- cross-posted to:
- science@lemmy.ml
- cross-posted to:
- science@lemmy.ml
A scientific paper that raised concerns about the safety of the abortion pill mifepristone was retracted by its publisher this week. The study was cited three times by a federal judge who ruled against mifepristone last spring. That case, which could limit access to mifepristone throughout the country, will soon be heard in the Supreme Court.
The now retracted study used Medicaid claims data to track E.R. visits by patients in the month after having an abortion. The study found a much higher rate of complications than similar studies that have examined abortion safety.
Sage, the publisher of the journal, retracted the study on Monday along with two other papers, explaining in a statement that “expert reviewers found that the studies demonstrate a lack of scientific rigor that invalidates or renders unreliable the authors’ conclusions.”
It also noted that most of the authors on the paper worked for the Charlotte Lozier Institute, the research arm of anti-abortion lobbying group Susan B. Anthony Pro-Life America, and that one of the original peer reviewers had also worked for the Lozier Institute.
Mary Ziegler, a law professor and expert on the legal history of abortion at U.C. Davis: “We’ve already seen, when it comes to abortion, that the court has a propensity to look at the views of experts that support the results it wants,” she says. The decision that overturned Roe v. Wade is an example, she says. “The majority [opinion] relied pretty much exclusively on scholars with some ties to pro-life activism and didn’t really cite anybody else even or really even acknowledge that there was a majority scholarly position or even that there was meaningful disagreement on the subject.”
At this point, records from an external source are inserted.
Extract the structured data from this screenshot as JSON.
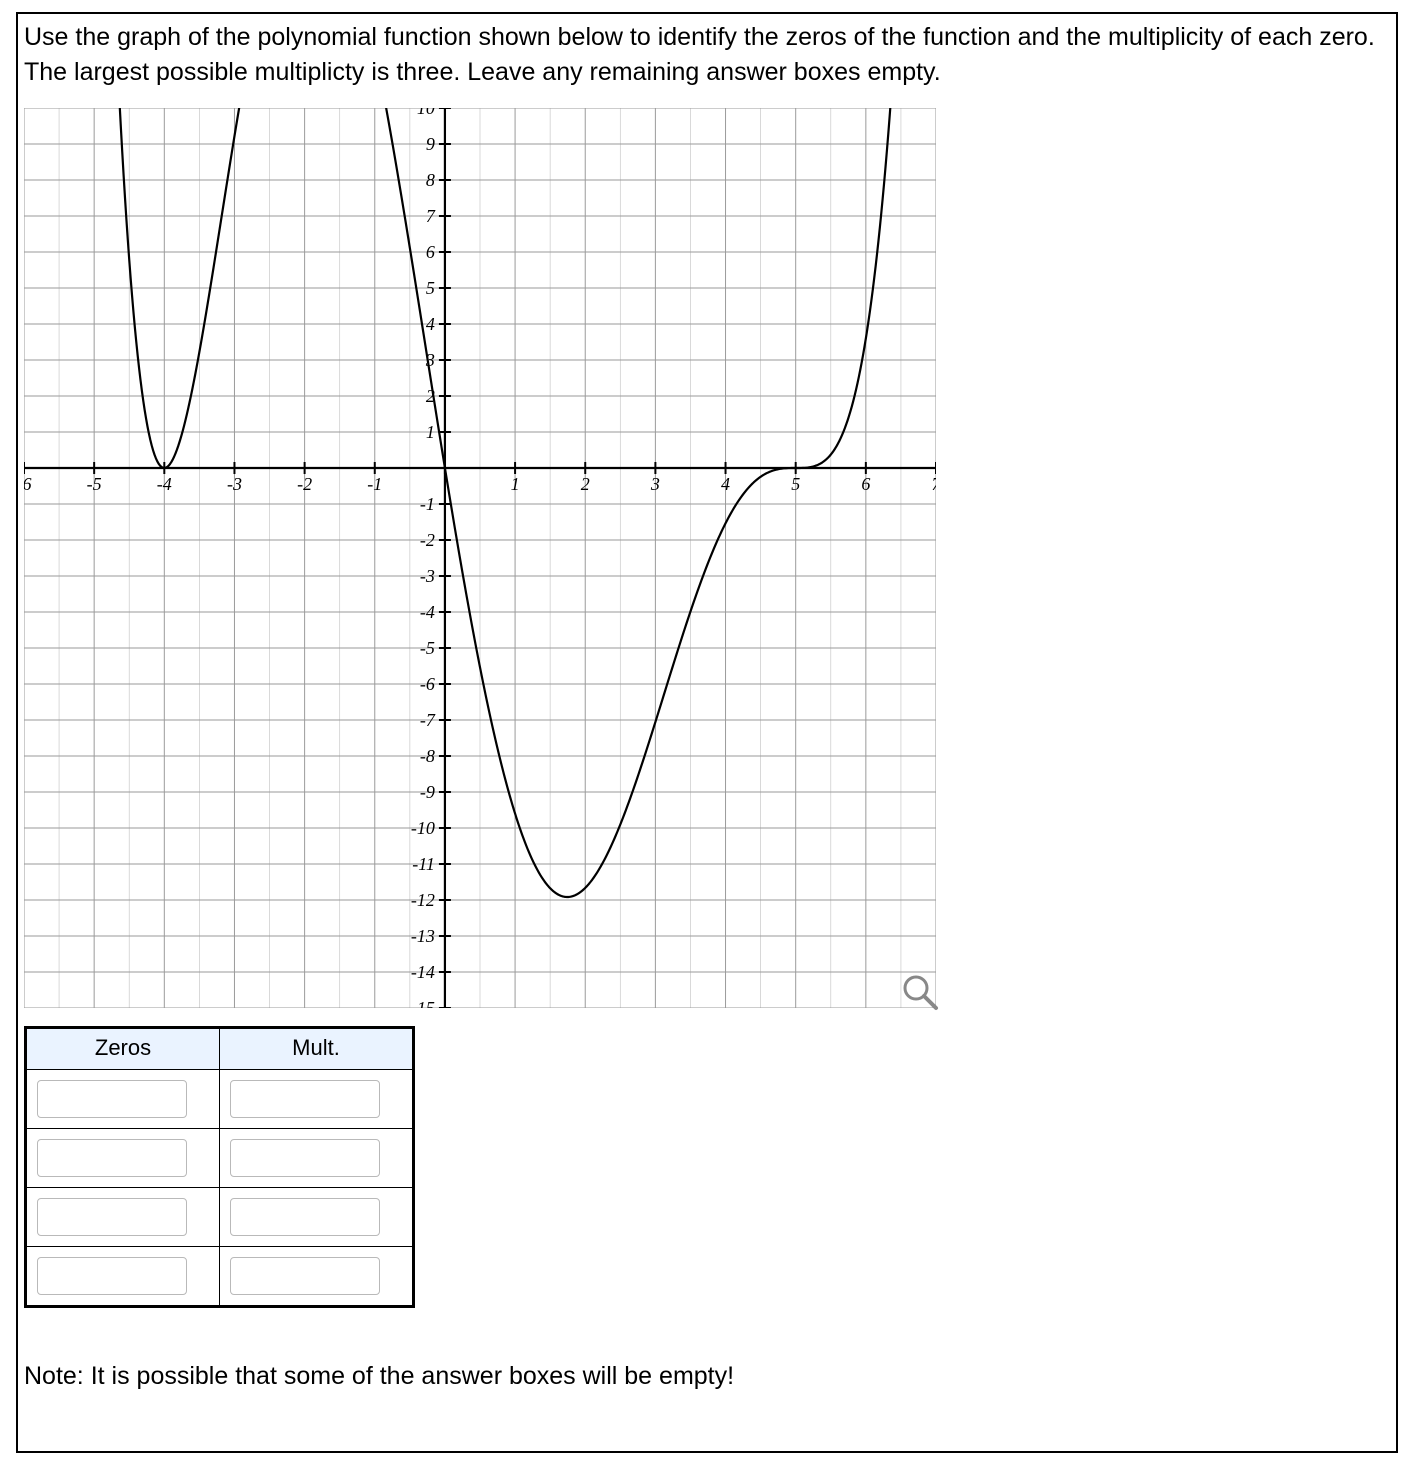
{
  "question_text": "Use the graph of the polynomial function shown below to identify the zeros of the function and the multiplicity of each zero. The largest possible multiplicty is three. Leave any remaining answer boxes empty.",
  "chart": {
    "type": "line",
    "background_color": "#ffffff",
    "grid_color": "#9a9a9a",
    "minor_grid_color": "#c9c9c9",
    "axis_color": "#000000",
    "curve_color": "#000000",
    "tick_label_fontsize": 18,
    "xlim": [
      -6,
      7
    ],
    "ylim": [
      -15,
      10
    ],
    "xtick_step": 1,
    "ytick_step": 1,
    "x_minor_per_major": 2,
    "y_minor_per_major": 1,
    "curve_linewidth": 2.2,
    "formula_note": "approx y = 0.006 * (x+4)^2 * (x-0)^1 * (x-5)^3"
  },
  "table": {
    "headers": [
      "Zeros",
      "Mult."
    ],
    "rows": 4,
    "values": [
      {
        "zero": "",
        "mult": ""
      },
      {
        "zero": "",
        "mult": ""
      },
      {
        "zero": "",
        "mult": ""
      },
      {
        "zero": "",
        "mult": ""
      }
    ],
    "header_bg": "#eaf3ff"
  },
  "note_text": "Note: It is possible that some of the answer boxes will be empty!",
  "magnifier_color": "#888888"
}
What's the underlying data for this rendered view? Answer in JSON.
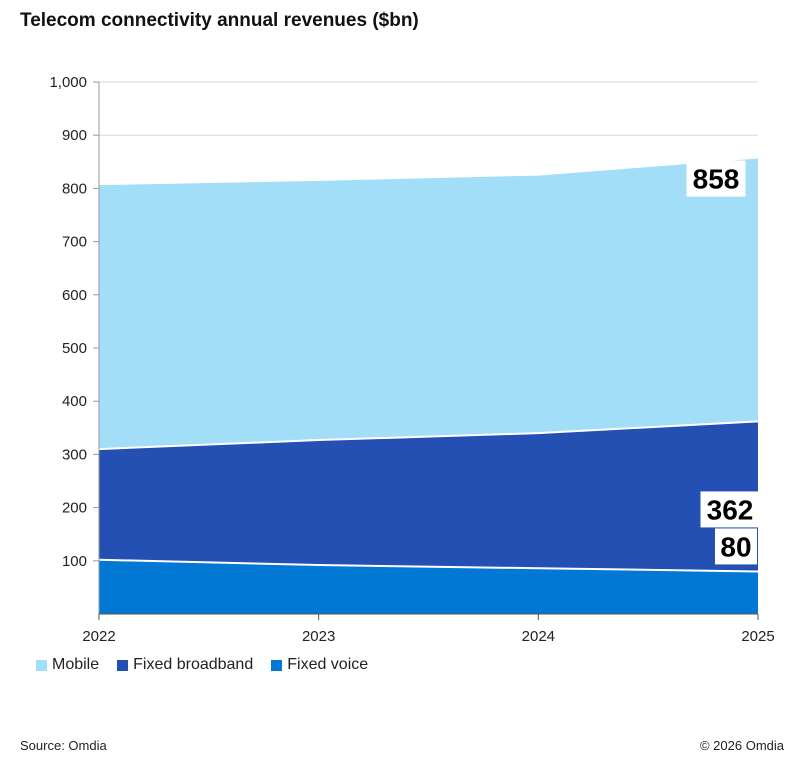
{
  "chart_data": {
    "type": "area",
    "stacked": true,
    "title": "Telecom connectivity annual revenues ($bn)",
    "x": [
      "2022",
      "2023",
      "2024",
      "2025"
    ],
    "ylim": [
      0,
      1000
    ],
    "yticks": [
      "1,000",
      "900",
      "800",
      "700",
      "600",
      "500",
      "400",
      "300",
      "200",
      "100"
    ],
    "grid": true,
    "legend_position": "bottom-left",
    "series": [
      {
        "name": "Fixed voice",
        "color": "#0078D4",
        "values": [
          102,
          92,
          86,
          80
        ]
      },
      {
        "name": "Fixed broadband",
        "color": "#2450B4",
        "values": [
          208,
          235,
          254,
          282
        ]
      },
      {
        "name": "Mobile",
        "color": "#A2DEF7",
        "values": [
          498,
          489,
          486,
          496
        ]
      }
    ],
    "end_labels": [
      {
        "text": "858",
        "value": 858
      },
      {
        "text": "362",
        "value": 362
      },
      {
        "text": "80",
        "value": 80
      }
    ],
    "legend": [
      {
        "label": "Mobile",
        "color": "#A2DEF7"
      },
      {
        "label": "Fixed broadband",
        "color": "#2450B4"
      },
      {
        "label": "Fixed voice",
        "color": "#0078D4"
      }
    ]
  },
  "footer": {
    "source": "Source: Omdia",
    "copyright": "© 2026 Omdia"
  }
}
As someone who peer reviewed papers, and got familiar with the process, most reviewers do not take the time to seriously examine papers. I would compare my comments to other reviewers for the same paper, and holy shit they barely read it. I would spot pretty blatant omissions–bad methodology, incomplete sections that make a paper impossible to reproduce, poor quality figures, need for major revisions. The other reviewers would offer minor suggestions and leave it at that. And the chief editor will push it out the door with minor revisions that don’t address any issues.
I have seen some truly blatant shit get published. Like figures that have made up data, or that we’re straight up copied from the authors’ previous publication and presented as new. The for-profit publishing industry doesn’t give a fuck. Those issues might get caught 10 years down the road, like in that case, but it’s usually a slap on the wrist for tenured faculty unless it gets lots of attention.
Prof in my department when I was a grad student blatantly copied work from another researcher, and the only sanctions he got were a moratorium on taking new grad students.
Same. I’ve also had peer reviews that pointed out that I spelled Erdős’ name incorrectly as Erdos. I had another that I grew so irate over Reviewer #2’s critique of my lack of explanation that I turned a ten page paper into a 53-pager, which was then accepted. I’ve also seen absolute blatant inattention, and I’ve definitely been subject to being told to add coauthors because of their seniority/role or current lack of pubs.
I’m completely with you on the academic publication industry. I sympathize with the younger researchers now who are in a far more pay to play environment than I ever was. We’d always build public fees into our funding because we felt obligated to open access all of our work (being government funded, but also just morally), but we were a big money institution that had that kind of flexibility. $10k is nothing on a $5M grant. But now, there’s so many journals that exist only to churn out papers for the publish or perish culture, and no one seems to take seriously the fact that they go unread and are just hitting a check mark.
99% of the time I’m sure it doesn’t matter. It’s just flotsam. But there should be a way of gauging a paper’s potential importance, both by journal ranking and maybe by topic. I’m really not going to call out some overseas researcher who is just trying to keep their job for publishing in a backwater journal, but it’s like that old saying that a lie can travel around the world while the truth is still putting on its shoes. Or that Ashkenazi story about the rabbi emptying the pillow full of feathers to illustrate how a damaging lie is impossible to recover from.